When Technology Copies Nature
New Jersey’s Rutgers University engineers have been experimenting with the idea that 3D printed objects as soft as what they call ‘smart gels’ can change their shapes upon light exposure, including their colors. They know that cephalopods like squids, cuttlefishes, and octopuses have sophisticated camouflage mechanisms that allow them to change skin color. The engineers presented artificial color-changing cells called chromatophores that can alter their color pattern in response to light. This exciting research can have different engineering applications – new military camouflage, soft robotics, and flexible displays.
3D Printed Light-responsive Materials
There’s evidence that a multi-material 3D printed light-responsive artificial chromatophore (LAC) can sense light and alter its color pattern at the individual unit level. This can replicate the cephalopods’ ability to use the thousands of color-changing chromatophore cells distributed on their soft skin to alter color and texture. The ability is used for their camouflage and communication, as well as survival from predators. The cephalopod-inspired LAC at Rutgers consists of three components: light-responsive muscle, stretchable sac, and rigid frame.

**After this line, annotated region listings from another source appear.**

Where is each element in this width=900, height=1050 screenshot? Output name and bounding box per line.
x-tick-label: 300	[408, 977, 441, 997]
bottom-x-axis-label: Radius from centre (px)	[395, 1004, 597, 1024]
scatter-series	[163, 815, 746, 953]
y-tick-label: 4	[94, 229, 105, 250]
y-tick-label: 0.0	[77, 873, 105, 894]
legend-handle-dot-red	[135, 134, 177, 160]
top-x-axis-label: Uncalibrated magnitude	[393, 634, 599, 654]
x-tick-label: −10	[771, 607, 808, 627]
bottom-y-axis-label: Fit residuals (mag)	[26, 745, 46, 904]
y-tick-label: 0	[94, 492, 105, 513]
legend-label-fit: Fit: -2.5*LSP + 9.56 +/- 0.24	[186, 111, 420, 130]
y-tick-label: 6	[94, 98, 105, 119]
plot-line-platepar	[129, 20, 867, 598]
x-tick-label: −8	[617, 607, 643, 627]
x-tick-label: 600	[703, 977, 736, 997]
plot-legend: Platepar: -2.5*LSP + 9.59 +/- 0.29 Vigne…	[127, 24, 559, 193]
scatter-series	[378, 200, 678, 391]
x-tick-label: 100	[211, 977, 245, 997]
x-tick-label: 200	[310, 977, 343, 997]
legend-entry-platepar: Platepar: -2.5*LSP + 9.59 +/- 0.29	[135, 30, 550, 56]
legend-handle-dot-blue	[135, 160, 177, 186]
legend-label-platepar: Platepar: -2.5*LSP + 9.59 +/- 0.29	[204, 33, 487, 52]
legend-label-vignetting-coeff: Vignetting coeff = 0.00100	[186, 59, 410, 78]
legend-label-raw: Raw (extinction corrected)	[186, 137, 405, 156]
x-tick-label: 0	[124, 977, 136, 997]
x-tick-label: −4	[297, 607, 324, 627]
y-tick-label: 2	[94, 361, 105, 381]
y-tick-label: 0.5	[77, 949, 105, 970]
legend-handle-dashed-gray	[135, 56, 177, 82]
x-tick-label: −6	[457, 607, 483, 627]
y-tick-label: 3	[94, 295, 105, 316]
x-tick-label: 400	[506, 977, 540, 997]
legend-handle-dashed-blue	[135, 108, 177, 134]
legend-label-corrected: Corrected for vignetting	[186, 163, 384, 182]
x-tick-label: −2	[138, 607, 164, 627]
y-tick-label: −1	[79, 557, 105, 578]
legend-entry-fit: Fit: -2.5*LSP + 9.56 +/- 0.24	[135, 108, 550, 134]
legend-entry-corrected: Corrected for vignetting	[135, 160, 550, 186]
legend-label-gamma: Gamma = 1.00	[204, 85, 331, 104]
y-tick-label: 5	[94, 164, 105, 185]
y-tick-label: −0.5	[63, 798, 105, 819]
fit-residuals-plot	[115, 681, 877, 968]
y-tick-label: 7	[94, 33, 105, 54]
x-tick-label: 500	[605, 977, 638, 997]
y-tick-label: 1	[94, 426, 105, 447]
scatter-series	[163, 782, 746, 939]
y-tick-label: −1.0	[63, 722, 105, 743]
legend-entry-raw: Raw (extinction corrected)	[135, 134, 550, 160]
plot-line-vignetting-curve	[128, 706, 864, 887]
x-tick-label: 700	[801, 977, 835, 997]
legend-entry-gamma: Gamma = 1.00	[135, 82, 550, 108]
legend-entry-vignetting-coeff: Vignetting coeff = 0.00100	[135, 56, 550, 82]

The scientists incorporated a light-sensing nanomaterial in the smart cell, turning it into an “artificial muscle” that contracts in response to light alterations. They also developed a 3D printable, stretchable acrylic acid hydrogel material that can reveal colors when the light changes. When combined with the light-sensing smart gel, the 3D printed stretchy material changes color, resulting in the camouflage effect. They also used the synthetic prepolymer cross-linker solution PEGDA 250 as a rigid frame material because of its relatively stable swelling behavior over the temperature change.
To manufacture the LAC, the team employed several steps to incorporate the three components – light-responsive muscle, stretchable sac, and rigid frame – including a custom-built multi-material projection micro stereolithography 3D printing technique. The study successfully proved that the LAC color tone could shift from black to white within two minutes of light from a digital projector. Also created were various binary color patterns from an array of three LACs.
What’s next for the scientists?
They will study adding different dyes to the stretchy hydrogel to change the current black-and-white binary color pattern to a more vibrant color expression. Next steps include improving the technology’s sensitivity, response time, scalability, packaging, and durability.